Safety Considerations

Drug Interactions (721 total interactions identified):

The following major interactions require active clinical management:

Interacting Drug Severity Key Clinical Concern
Fentanyl Major Additive opioid CNS and respiratory depression
Dihydrocodeine Major Concurrent opioid — additive respiratory depression risk
Codeine Major Combined opioid — enhanced CNS depressant effects
Tramadol Major Increased seizure risk and additive respiratory depression
Dichloralphenazone Major CNS depressant combination — dangerous sedation potentiation
Butalbital Major Barbiturate + opioid — significant respiratory depression risk
Ethanol Major Alcohol + opioid — potentially fatal CNS depression
Alprazolam Major Benzodiazepine + opioid — high risk of fatal respiratory depression (black box warning class)

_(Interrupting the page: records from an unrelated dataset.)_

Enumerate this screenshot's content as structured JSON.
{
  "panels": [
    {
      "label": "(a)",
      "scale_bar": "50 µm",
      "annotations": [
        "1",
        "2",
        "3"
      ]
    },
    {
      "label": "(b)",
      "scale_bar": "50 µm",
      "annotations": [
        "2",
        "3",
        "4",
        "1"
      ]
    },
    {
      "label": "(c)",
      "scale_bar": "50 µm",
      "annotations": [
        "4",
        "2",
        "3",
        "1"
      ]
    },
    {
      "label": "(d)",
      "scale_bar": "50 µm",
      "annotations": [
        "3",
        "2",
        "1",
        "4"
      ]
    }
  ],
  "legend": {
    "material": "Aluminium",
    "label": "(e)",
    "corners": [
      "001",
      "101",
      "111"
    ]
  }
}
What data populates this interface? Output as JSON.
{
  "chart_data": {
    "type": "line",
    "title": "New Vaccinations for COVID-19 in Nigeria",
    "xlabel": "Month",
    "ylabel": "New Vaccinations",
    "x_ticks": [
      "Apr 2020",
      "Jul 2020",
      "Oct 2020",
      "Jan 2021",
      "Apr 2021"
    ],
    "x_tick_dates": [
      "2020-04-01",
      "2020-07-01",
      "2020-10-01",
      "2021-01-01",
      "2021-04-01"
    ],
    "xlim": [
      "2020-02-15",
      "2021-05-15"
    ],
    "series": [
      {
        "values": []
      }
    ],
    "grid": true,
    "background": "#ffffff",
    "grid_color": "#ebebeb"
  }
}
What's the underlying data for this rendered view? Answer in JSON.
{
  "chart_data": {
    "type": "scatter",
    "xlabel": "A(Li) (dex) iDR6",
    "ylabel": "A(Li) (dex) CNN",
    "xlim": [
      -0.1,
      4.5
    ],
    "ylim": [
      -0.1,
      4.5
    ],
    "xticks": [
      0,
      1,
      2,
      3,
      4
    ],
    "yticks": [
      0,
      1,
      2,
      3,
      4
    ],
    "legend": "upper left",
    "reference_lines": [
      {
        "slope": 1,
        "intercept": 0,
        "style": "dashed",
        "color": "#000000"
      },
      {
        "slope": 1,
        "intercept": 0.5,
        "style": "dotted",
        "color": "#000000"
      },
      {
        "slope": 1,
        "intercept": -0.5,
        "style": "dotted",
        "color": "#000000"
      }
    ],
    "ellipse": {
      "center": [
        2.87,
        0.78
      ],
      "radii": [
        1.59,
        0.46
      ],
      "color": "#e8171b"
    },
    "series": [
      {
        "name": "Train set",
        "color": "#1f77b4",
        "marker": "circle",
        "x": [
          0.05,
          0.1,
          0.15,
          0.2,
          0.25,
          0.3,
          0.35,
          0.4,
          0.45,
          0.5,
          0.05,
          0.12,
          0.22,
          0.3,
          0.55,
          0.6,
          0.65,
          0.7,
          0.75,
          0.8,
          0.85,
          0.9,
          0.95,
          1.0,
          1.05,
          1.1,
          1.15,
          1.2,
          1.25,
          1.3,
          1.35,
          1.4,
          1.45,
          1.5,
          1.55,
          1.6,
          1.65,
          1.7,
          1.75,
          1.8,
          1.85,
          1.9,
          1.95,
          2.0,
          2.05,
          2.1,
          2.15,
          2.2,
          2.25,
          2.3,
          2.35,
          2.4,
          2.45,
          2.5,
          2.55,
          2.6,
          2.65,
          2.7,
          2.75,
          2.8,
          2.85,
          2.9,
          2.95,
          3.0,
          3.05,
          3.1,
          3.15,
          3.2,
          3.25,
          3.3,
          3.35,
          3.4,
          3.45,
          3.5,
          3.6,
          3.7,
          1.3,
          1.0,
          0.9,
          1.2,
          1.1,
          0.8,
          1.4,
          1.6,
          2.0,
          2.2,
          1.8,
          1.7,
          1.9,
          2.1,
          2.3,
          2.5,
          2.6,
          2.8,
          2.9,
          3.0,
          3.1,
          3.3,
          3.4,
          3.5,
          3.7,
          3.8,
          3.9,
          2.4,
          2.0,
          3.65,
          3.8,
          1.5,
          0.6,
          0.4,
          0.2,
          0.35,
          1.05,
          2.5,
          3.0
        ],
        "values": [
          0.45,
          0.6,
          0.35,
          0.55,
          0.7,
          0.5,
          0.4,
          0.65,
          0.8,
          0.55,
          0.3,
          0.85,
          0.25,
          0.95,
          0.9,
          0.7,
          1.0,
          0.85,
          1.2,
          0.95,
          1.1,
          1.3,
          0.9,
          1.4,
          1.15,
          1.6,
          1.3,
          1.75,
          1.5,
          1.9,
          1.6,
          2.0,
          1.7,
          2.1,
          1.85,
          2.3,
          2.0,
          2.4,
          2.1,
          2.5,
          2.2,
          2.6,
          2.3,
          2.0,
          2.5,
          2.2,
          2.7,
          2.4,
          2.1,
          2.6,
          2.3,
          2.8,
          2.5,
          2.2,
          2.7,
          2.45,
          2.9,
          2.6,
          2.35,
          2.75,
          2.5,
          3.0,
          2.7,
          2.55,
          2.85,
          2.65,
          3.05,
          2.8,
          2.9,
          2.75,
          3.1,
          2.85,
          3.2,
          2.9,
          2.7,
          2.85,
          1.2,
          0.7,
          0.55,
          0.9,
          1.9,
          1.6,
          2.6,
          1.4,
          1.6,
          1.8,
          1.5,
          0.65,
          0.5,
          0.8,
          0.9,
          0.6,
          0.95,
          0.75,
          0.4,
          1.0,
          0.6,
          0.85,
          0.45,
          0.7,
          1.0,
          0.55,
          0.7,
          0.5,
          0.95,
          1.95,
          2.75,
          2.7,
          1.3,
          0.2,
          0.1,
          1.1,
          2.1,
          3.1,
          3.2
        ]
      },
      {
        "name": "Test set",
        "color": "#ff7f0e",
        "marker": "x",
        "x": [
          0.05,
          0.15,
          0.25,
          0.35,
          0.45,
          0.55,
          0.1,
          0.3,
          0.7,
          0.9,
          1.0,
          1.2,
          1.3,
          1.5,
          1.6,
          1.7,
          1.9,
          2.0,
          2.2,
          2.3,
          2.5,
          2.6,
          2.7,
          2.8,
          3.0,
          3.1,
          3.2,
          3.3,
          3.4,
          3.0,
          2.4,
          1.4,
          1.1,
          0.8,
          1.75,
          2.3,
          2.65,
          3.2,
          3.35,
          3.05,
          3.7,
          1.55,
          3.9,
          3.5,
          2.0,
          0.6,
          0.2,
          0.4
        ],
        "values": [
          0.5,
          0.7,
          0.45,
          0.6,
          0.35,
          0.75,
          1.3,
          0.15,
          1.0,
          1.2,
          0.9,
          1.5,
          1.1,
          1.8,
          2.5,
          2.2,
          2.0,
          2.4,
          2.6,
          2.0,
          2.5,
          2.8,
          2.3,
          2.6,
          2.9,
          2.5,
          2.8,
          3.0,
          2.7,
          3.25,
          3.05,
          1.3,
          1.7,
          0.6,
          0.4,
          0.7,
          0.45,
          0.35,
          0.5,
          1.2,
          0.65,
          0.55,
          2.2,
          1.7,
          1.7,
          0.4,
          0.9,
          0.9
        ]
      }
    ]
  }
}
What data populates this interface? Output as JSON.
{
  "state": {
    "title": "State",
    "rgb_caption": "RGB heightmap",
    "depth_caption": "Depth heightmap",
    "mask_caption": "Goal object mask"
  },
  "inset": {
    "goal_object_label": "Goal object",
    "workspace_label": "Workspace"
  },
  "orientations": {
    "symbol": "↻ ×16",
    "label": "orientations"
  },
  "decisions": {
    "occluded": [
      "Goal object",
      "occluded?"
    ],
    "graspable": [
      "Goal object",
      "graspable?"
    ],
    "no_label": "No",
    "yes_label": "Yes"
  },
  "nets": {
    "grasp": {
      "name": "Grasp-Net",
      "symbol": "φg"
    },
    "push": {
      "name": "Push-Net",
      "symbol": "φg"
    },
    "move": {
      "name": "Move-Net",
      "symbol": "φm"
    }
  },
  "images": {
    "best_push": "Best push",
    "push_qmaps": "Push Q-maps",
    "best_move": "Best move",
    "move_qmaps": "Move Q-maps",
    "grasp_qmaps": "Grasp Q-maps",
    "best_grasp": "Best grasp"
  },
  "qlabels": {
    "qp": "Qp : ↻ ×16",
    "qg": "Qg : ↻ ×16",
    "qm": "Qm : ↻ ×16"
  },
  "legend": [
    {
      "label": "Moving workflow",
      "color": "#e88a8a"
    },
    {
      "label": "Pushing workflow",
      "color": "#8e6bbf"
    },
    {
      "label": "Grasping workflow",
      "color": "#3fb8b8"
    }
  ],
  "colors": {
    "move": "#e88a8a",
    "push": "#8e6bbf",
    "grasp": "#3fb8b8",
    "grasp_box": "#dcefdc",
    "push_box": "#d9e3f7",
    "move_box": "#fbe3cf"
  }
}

Moderate interactions include: Chlorpheniramine, Acebutolol, Nifedipine, Alfentanil, Alfuzosin, Cetirizine, Almotriptan, Metformin, Alpelisib, Aldesleukin, Alfuzosin, Phenyltoloxamine, and Hydrochlorothiazide, among 713 additional recorded interactions.

Please refer to the full package insert for key warnings and contraindications.


Conclusion and Next Steps

Decision: Proceed with Guardrails

Rationale: The TxGNN model assigns a 99.75% prediction score for morphine in myofascial pain syndrome, supported by a mechanistically coherent rationale (μ-opioid receptor-mediated suppression of central sensitization at myofascial trigger points) and a 2026 RCT directly demonstrating morphine’s efficacy in myofascial infiltration. Evidence level L2 is reached, reflecting real-world clinical patterns, but significant opioid-related risks — including dependence, tolerance, and medication overuse — necessitate a structured oversight framework before broader adoption.

To proceed, the following is needed:

  • Obtain CDSCO approval and NDPS Act licensing for MPS as a registered indication before any India market program
  • Retrieve full safety dossier (key warnings, contraindications) from the official package insert to complete the S1 safety evaluation
  • Obtain detailed MOA documentation from DrugBank (DB00295) to formally strengthen the mechanistic justification
  • Commission or identify a prospective, adequately powered RCT specifically designed for systemic or local morphine in MPS (current highest-quality evidence is the 2026 spinal fusion infiltration RCT, which has limited generalizability)
  • Develop a risk mitigation protocol: baseline opioid use disorder screening, structured dose titration and tapering plan, and abuse-deterrent formulation consideration
  • Define the optimal route of administration (systemic oral/IV vs. local myofascial infiltration) and minimum effective dose for MPS to minimize systemic opioid exposure

    Disclaimer

This content is for research purposes only and does not constitute medical advice. Clinical validation is required before any clinical application.